Of course there are a multitude of other views available in terms of examining "clutch" performance, so let's run through a few here.
Sorting by True Shooting Percentage (a measure of shooting efficiency that takes into account field goals, 3-point field goals, and free throws), it's Crawford that comes out on top, followed by Jimmer Fredette, Jeremy Lin, Robin Lopez, Danilo Gallinari and Paul. (Calderon is the top Raptor in this view at 45.2%, good for 75th in the database.)
By effective field goal percentage (a measure of field goal percentage that takes into account the increased value of 3-pointers) - Crawford, Marcus Thornton, Markieff Morris, Griffin, Kyle Singler, Nic Batum and Lin. (Top Raptor is again Calderon, 72nd, with and eFG% of 38%.)
Now if we look at some of the more basic box score stats, DeRozan starts to show up.
He's taken the third-highest amount of "clutch" shots in the league at 57, behind only Kevin Durant and Kyrie Irving, both with 58. Evidently then, the Raptors view him as their top "closing option," considering the next Raptor on the FGA list is Kyle Lowry, 35th, with 35 attempts.
Unfortunately, as a closing option though, DeRozan's been pretty horrific offensively.

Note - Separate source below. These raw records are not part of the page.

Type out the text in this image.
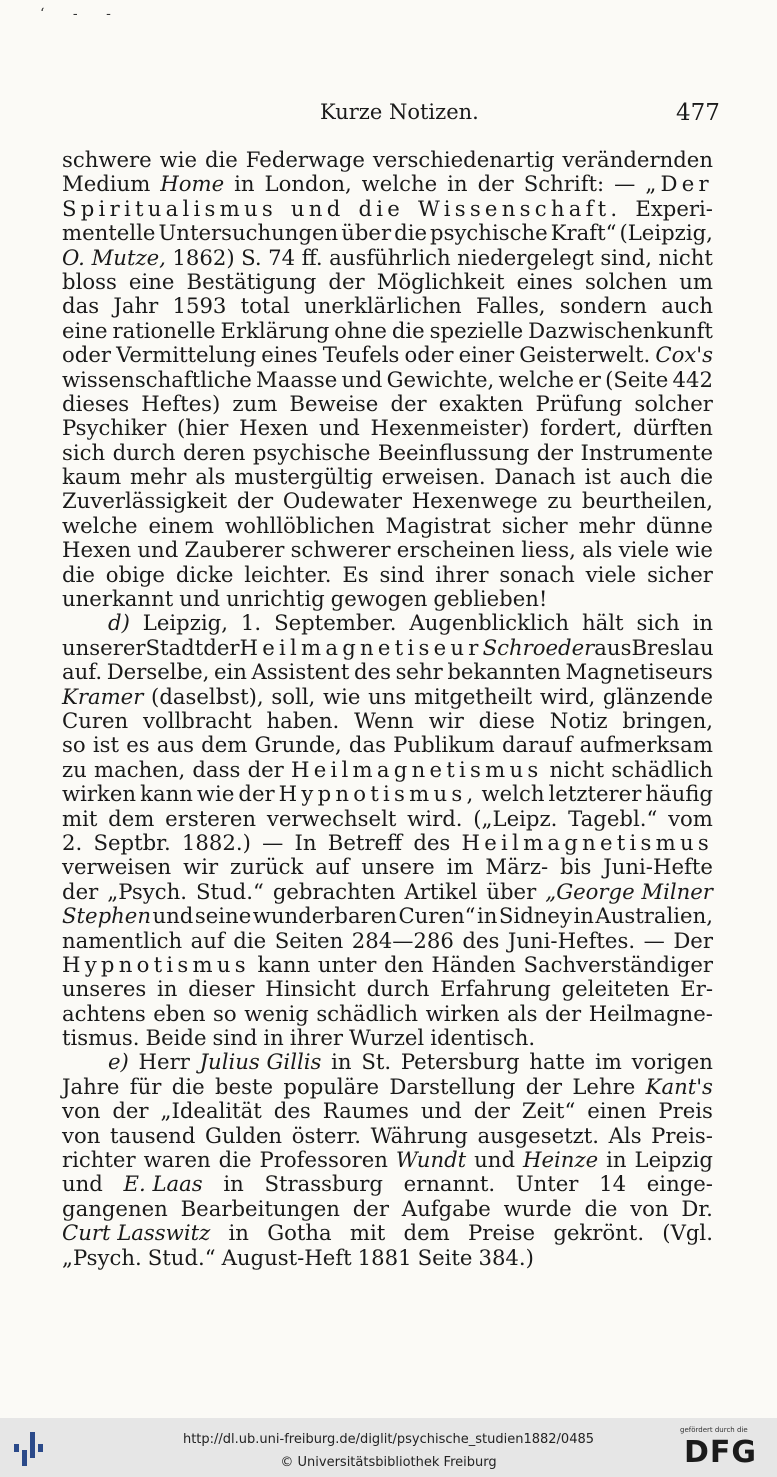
‘ - -
Kurze Notizen.	477
schwere wie die Federwage verschiedenartig verändernden
Medium Home in London, welche in der Schrift: — „Der
Spiritualismus und die Wissenschaft. Experi-
mentelle Untersuchungen über die psychische Kraft“ (Leipzig,
O. Mutze, 1862) S. 74 ff. ausführlich niedergelegt sind, nicht
bloss eine Bestätigung der Möglichkeit eines solchen um
das Jahr 1593 total unerklärlichen Falles, sondern auch
eine rationelle Erklärung ohne die spezielle Dazwischenkunft
oder Vermittelung eines Teufels oder einer Geisterwelt. Cox's
wissenschaftliche Maasse und Gewichte, welche er (Seite 442
dieses Heftes) zum Beweise der exakten Prüfung solcher
Psychiker (hier Hexen und Hexenmeister) fordert, dürften
sich durch deren psychische Beeinflussung der Instrumente
kaum mehr als mustergültig erweisen. Danach ist auch die
Zuverlässigkeit der Oudewater Hexenwege zu beurtheilen,
welche einem wohllöblichen Magistrat sicher mehr dünne
Hexen und Zauberer schwerer erscheinen liess, als viele wie
die obige dicke leichter. Es sind ihrer sonach viele sicher
unerkannt und unrichtig gewogen geblieben!
d) Leipzig, 1. September. Augenblicklich hält sich in
unserer Stadt der Heilmagnetiseur Schroeder aus Breslau
auf. Derselbe, ein Assistent des sehr bekannten Magnetiseurs
Kramer (daselbst), soll, wie uns mitgetheilt wird, glänzende
Curen vollbracht haben. Wenn wir diese Notiz bringen,
so ist es aus dem Grunde, das Publikum darauf aufmerksam
zu machen, dass der Heilmagnetismus nicht schädlich
wirken kann wie der Hypnotismus, welch letzterer häufig
mit dem ersteren verwechselt wird. („Leipz. Tagebl.“ vom
2. Septbr. 1882.) — In Betreff des Heilmagnetismus
verweisen wir zurück auf unsere im März- bis Juni-Hefte
der „Psych. Stud.“ gebrachten Artikel über „George Milner
Stephen und seine wunderbaren Curen“ in Sidney in Australien,
namentlich auf die Seiten 284—286 des Juni-Heftes. — Der
Hypnotismus kann unter den Händen Sachverständiger
unseres in dieser Hinsicht durch Erfahrung geleiteten Er-
achtens eben so wenig schädlich wirken als der Heilmagne-
tismus. Beide sind in ihrer Wurzel identisch.
e) Herr Julius Gillis in St. Petersburg hatte im vorigen
Jahre für die beste populäre Darstellung der Lehre Kant's
von der „Idealität des Raumes und der Zeit“ einen Preis
von tausend Gulden österr. Währung ausgesetzt. Als Preis-
richter waren die Professoren Wundt und Heinze in Leipzig
und E. Laas in Strassburg ernannt. Unter 14 einge-
gangenen Bearbeitungen der Aufgabe wurde die von Dr.
Curt Lasswitz in Gotha mit dem Preise gekrönt. (Vgl.
„Psych. Stud.“ August-Heft 1881 Seite 384.)
http://dl.ub.uni-freiburg.de/diglit/psychische_studien1882/0485
© Universitätsbibliothek Freiburg
gefördert durch die
DFG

His absence in the upper tier of the aforementioned TS% and ORating metrics underscores this, but the "in-your-face" stat here is that of those 57 field goal attempts, DeRozan's hit only 17 of them, or 29.8%. He's also 0 of 9 on his "clutch 3-point attempts."

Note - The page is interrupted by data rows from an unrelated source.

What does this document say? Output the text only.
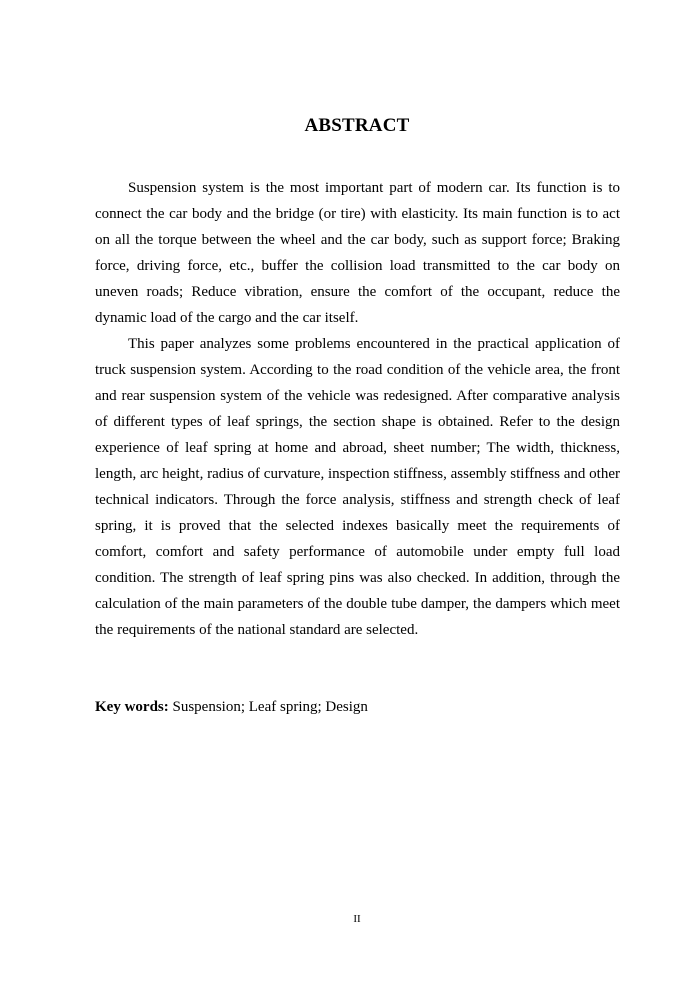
ABSTRACT

Suspension system is the most important part of modern car. Its function is to connect the car body and the bridge (or tire) with elasticity. Its main function is to act on all the torque between the wheel and the car body, such as support force; Braking force, driving force, etc., buffer the collision load transmitted to the car body on uneven roads; Reduce vibration, ensure the comfort of the occupant, reduce the dynamic load of the cargo and the car itself.

This paper analyzes some problems encountered in the practical application of truck suspension system. According to the road condition of the vehicle area, the front and rear suspension system of the vehicle was redesigned. After comparative analysis of different types of leaf springs, the section shape is obtained. Refer to the design experience of leaf spring at home and abroad, sheet number; The width, thickness, length, arc height, radius of curvature, inspection stiffness, assembly stiffness and other technical indicators. Through the force analysis, stiffness and strength check of leaf spring, it is proved that the selected indexes basically meet the requirements of comfort, comfort and safety performance of automobile under empty full load condition. The strength of leaf spring pins was also checked. In addition, through the calculation of the main parameters of the double tube damper, the dampers which meet the requirements of the national standard are selected.

Key words: Suspension; Leaf spring; Design

II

To put that in perspective, here are some other top "closers" in terms of shot volume, and their FG% marks:
-Kevin Durant (26 of 58 - 44.8%)
-Kyrie Irving (25 of 58 - 43.1%)
-Damian Lillard (25 of 56 - 44.6%)
-David West (23 of 55 - 41.8%)
-Tony Parker (28 of 54 - 51.9%)
-LeBron James (23 of 51 - 45.1%)
-OJ Mayo (26 of 54 - 48.1%)
-Ty Lawson (19 of 45 - 42.2%)
And on and on. Of those top 30 players in terms of clutch field goal volume, only two players have worse field goal percentage marks than DeRozan, Kemba Walker (28.6%) and Grievis Vasquez (25.5%.)
Toronto's top FG% mark in the clutch actually belongs to Amir Johnson, who's hit 6 of his 12 attempts down the stretch in clutch situations. Obviously giving it to Amir and letting him go to work isn't exactly ideal, but considering the other options...

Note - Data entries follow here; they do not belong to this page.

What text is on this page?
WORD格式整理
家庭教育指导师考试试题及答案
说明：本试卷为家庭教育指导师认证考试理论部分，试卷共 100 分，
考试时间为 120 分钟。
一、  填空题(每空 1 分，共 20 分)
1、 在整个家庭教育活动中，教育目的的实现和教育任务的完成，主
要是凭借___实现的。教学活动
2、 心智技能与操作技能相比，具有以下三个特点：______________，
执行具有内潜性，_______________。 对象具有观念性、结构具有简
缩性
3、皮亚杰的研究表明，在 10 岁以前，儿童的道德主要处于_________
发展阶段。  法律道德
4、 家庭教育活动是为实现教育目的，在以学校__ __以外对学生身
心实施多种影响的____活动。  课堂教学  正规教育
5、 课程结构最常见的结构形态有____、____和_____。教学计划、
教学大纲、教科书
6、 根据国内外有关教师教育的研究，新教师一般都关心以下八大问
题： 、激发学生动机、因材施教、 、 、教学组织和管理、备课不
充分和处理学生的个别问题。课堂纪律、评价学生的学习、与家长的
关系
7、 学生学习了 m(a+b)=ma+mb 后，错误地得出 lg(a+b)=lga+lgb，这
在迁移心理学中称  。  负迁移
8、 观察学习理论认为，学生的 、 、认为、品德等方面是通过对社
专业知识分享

-Kyle Lowry (11 of 35 - 31.4%)
-Andrea Bargnani (7 of 27 - 25.9%)
-Jose Calderon (7 of 25 - 28.0%)
-Alan Anderson (5 of 19 - 26.3%)
Yeah...about those late game struggles again...
And unfortunately, DeMar's marks in assists and rebounds don't exactly increase his late-game value.
The point here is twofold.
For one, DeMar DeRozan can hardly be called "clutch" despite last night's heroics, and yet based on the "clutch" performance of his teammates, it's hard to fault Dwane Casey too much for repeatedly going to him in late-game situations. Toronto just doesn't have many great clutch options, which again goes back to my article yesterday discussing the team's lack of elite talent, something that keeps rearing its ugly head in these close losses.
And it's not just on the offensive end.
Sorting the database by defensive rating puts the Raptors' top clutch options, Anderson, DeRozan and Bargnani, in the bottom 15, with an average defensive rating of 118.1. On the other side of the coin, the top defensive ratings belong to a quartet of Indiana Pacers; Tyler Hansbrough, David West, George Hill and Paul George, which is no big surprise. Considering the Pacers have the top defensive efficiency ranking in the league, it's hardly a shock that four of their key crunch time players, also sport very good defensive marks.
So in summary here, we've got a Toronto Raptors squad that's been rolling out crunch-time line-ups that have been pretty bad in late game situations, on both sides of the ball. This highlights the challenges facing Dwane Casey, who may be able to make some tweaks to late-game combinations, but is essentially stuck trying to make do with what he has.